La bienveillance de son langage égalait celle de ses manières. Je parlai donc en toute liberté et en toute franchise, et je lui racontai, sans la moindre réserve, toute mon étrange histoire.

Rien de plus sincère que sa mobile physionomie ; je pus y suivre, comme dans un livre ouvert, les diverses impressions que mon récit produisait sur son esprit. Il eut un air vraiment peiné quand je contai ma séparation d’avec mon mari. Il ouvrit des yeux étonnés et assez admiratifs devant ma ferme résolution de faire réformer le verdict écossais. Mes préventions et mes soupçons injustes à l’égard de Mme Beauly le firent sourire. Mais ce fut quand j’arrivai à mon entrevue avec Miserrimus Dexter que je produisis mon plus grand effet. Il m’écouta avec une attention sérieuse et un intérêt profond ; il eut des frémissements subits et des froncements de sourcil significatifs. Je l’entendis murmurer, à plusieurs reprises, comme s’il eût oublié ma présence :

« Est-il possible !… Oh ! oh ! ceci est grave !… La dissimulation peut-elle aller si loin ?… »

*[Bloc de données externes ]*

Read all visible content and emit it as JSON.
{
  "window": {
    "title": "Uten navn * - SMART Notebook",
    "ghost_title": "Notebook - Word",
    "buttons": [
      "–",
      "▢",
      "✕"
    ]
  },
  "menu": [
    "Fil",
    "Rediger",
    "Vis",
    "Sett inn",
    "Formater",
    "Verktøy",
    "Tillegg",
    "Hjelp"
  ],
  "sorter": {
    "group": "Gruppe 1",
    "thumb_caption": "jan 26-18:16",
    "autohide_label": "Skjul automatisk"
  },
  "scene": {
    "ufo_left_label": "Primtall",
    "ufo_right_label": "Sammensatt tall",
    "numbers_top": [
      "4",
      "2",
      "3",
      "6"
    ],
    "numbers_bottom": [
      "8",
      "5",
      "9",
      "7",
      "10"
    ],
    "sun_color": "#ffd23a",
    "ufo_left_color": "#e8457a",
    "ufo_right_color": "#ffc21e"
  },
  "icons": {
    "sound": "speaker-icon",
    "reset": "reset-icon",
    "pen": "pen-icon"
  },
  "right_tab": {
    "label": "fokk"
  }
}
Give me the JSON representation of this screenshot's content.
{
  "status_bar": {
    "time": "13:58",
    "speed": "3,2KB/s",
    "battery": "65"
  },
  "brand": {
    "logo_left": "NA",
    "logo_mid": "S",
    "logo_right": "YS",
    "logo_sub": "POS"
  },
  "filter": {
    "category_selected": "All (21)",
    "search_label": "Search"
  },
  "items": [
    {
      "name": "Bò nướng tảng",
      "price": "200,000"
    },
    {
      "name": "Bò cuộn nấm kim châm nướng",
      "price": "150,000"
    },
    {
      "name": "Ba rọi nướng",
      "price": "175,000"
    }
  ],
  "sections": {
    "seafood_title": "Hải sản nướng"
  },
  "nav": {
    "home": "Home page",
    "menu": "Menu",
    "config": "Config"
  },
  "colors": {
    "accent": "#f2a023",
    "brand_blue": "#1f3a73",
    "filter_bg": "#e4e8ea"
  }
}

Je pris la liberté de l’interrompre. Je n’entendais nullement lui permettre de garder ses pensées pour lui-même.

« Il me semble que vous êtes surpris ? » lui dis-je.

Il tressaillit au son de ma voix.

« Je vous demande mille pardons ! s’écria-t-il. Je ne suis pas seulement surpris ; vous m’avez ouvert un point de vue entièrement nouveau. J’entrevois une possibilité, une probabilité réellement frappante…

– Relativement à l’empoisonnement de Gleninch ? demandai-je.

– Oui… oui !… et qui ne s’était jamais offerte, jusqu’à présent, à mon esprit. »

Il reprit avec son enjouement accoutumé :

« Voilà qui est nouveau et curieux ; à présent, c’est le client qui conseille l’homme de loi ! Voyons, ma chère madame Eustache, il faut pourtant s’entendre : est-ce vous qui avez besoin de mon avis, ou moi qui dois vous demander le vôtre ?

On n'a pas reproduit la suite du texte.